Ninth came Tekken, and our infinite bouts between Paul Phoenix and Nina Williams, Greggs infuriating grapples and holds that I only learned to counter with Xiang Xiu and her slippery, enticing stances. Although Tekken has since fallen by the way side, it thankfully introduced Gregg and I to serious bout numbers within a beat-em-up.
Tenth was Super Monkey Ball, and the multiplayer madness that ensued. Trying to land your little monkey on the tiniest of platforms in the middle of the ocean was nerve wracking, knuckle biting stuff. Even more hilarious when faced with the prospect of being crowned “The Best Video Game Player In The Entire World Ever” (a verbal agreement between friends that cranked up the tension). One particular session saw us vying for the T.B.V.G.P.I.T.E.W.E. title by trying to balance our monkey across a beam no wider than a centimetre, which rose upwards. Needless to say much taunting and madness ensued when I completed such a daring feat. I still hold the title by the way…
Eleventh was Command and Conquer Retaliation on the PS1. Gregg and I used to slug it out for hours. Gregg the king of turtling as he bunkered in, with me desperately sneaking in my Tanya to destroy his entire base. Hearing him going absolutely wild as I decimated his hard work, or with him attempting to sneak in a large quantity of shock-wave tanks without my noticing; priceless multiplayer fun.
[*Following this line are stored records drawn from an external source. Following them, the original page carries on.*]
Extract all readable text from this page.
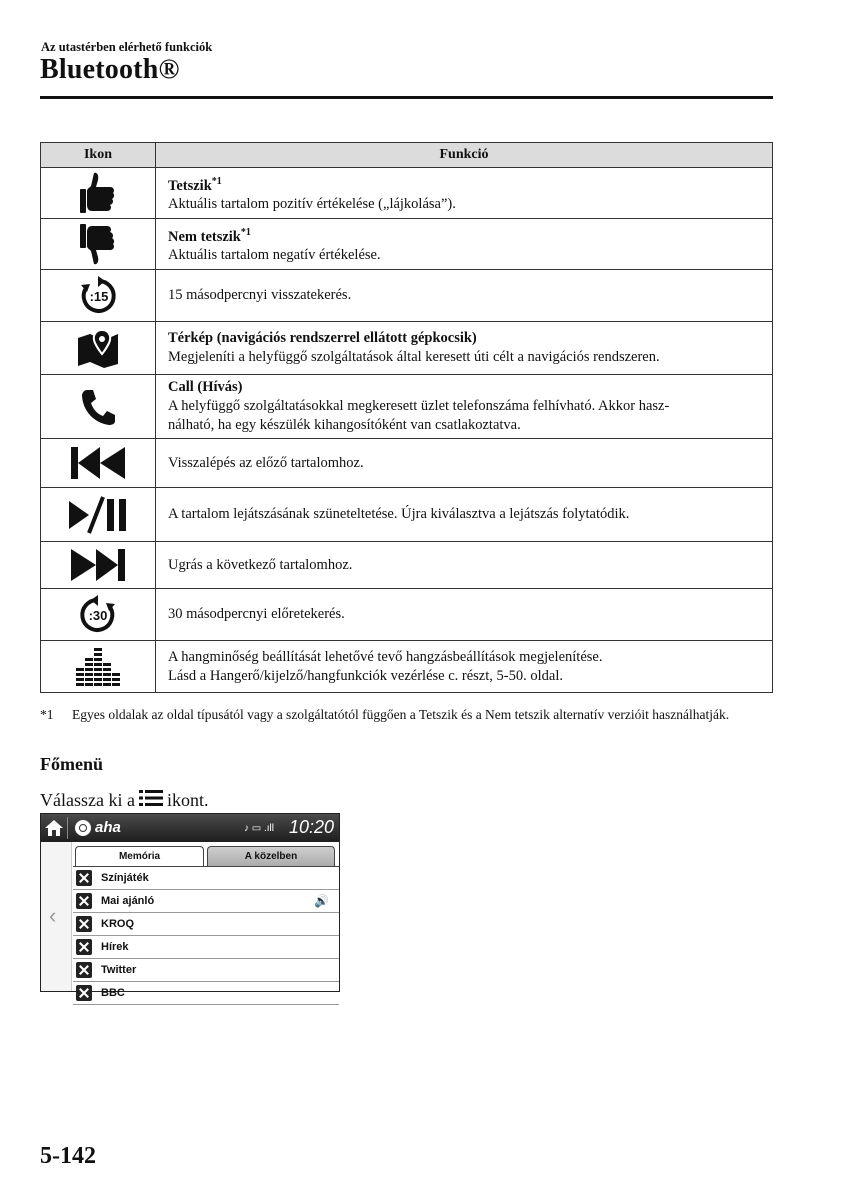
Az utastérben elérhető funkciók
Bluetooth®
Ikon	Funkció

Tetszik$^{*1}$
Aktuális tartalom pozitív értékelése („lájkolása”).

Nem tetszik$^{*1}$
Aktuális tartalom negatív értékelése.

:15	15 másodpercnyi visszatekerés.

Térkép (navigációs rendszerrel ellátott gépkocsik)
Megjeleníti a helyfüggő szolgáltatások által keresett úti célt a navigációs rendszeren.

Call (Hívás)
A helyfüggő szolgáltatásokkal megkeresett üzlet telefonszáma felhívható. Akkor hasz-
nálható, ha egy készülék kihangosítóként van csatlakoztatva.

Visszalépés az előző tartalomhoz.

A tartalom lejátszásának szüneteltetése. Újra kiválasztva a lejátszás folytatódik.

Ugrás a következő tartalomhoz.

:30	30 másodpercnyi előretekerés.

A hangminőség beállítását lehetővé tevő hangzásbeállítások megjelenítése.
Lásd a Hangerő/kijelző/hangfunkciók vezérlése c. részt, 5-50. oldal.
*1 Egyes oldalak az oldal típusától vagy a szolgáltatótól függően a Tetszik és a Nem tetszik alternatív verzióit használhatják.
Főmenü
Válassza ki a ikont.
aha	♪ ▭ .ıll 10:20
‹
Memória	A közelben
Színjáték
Mai ajánló	🔊
KROQ
Hírek
Twitter
BBC
5-142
Finally Pokémon Silver arrived in twelfth. I had amassed over 600 hours on my little critters, and while distracted playing Battlefield 2, Gregg decided he would have a go. Unbeknown to me, he had actually started a new game, and considering you can only have one save, had wiped my entire game for the sake of a ten minute run through with a character he named Barnes. If it wasn’t for the simple fact the name was hilarious, and Gregg was oblivious to what he had done, I would have probably thrown myself out of the bedroom window in despair. Boy did we laugh about it (and still do!).
There are many more that have begun to surface after chatting away with my brother over the weekend, and I have little doubt I could continue to list them, but I want to let others have the opportunity to discuss their own favourite moments. I am still undecided on my definitive favourite, and suspect I would need to spend a great deal of time combing through previous titles I have played to fully appreciate and evaluate which games have impacted upon on me the most. Although many I have listed are not strictly moments within games, it is often a multiplayer experience directly from a game that has been the most memorable.
Gregg deleting my Pokémon save, or the sheer competitiveness erupting from playing Super Monkey Ball are times I will always remember, and still laugh about a great deal, the memory of them far surpassing any scripted moments Halo or Call of Duty could ever throw at me.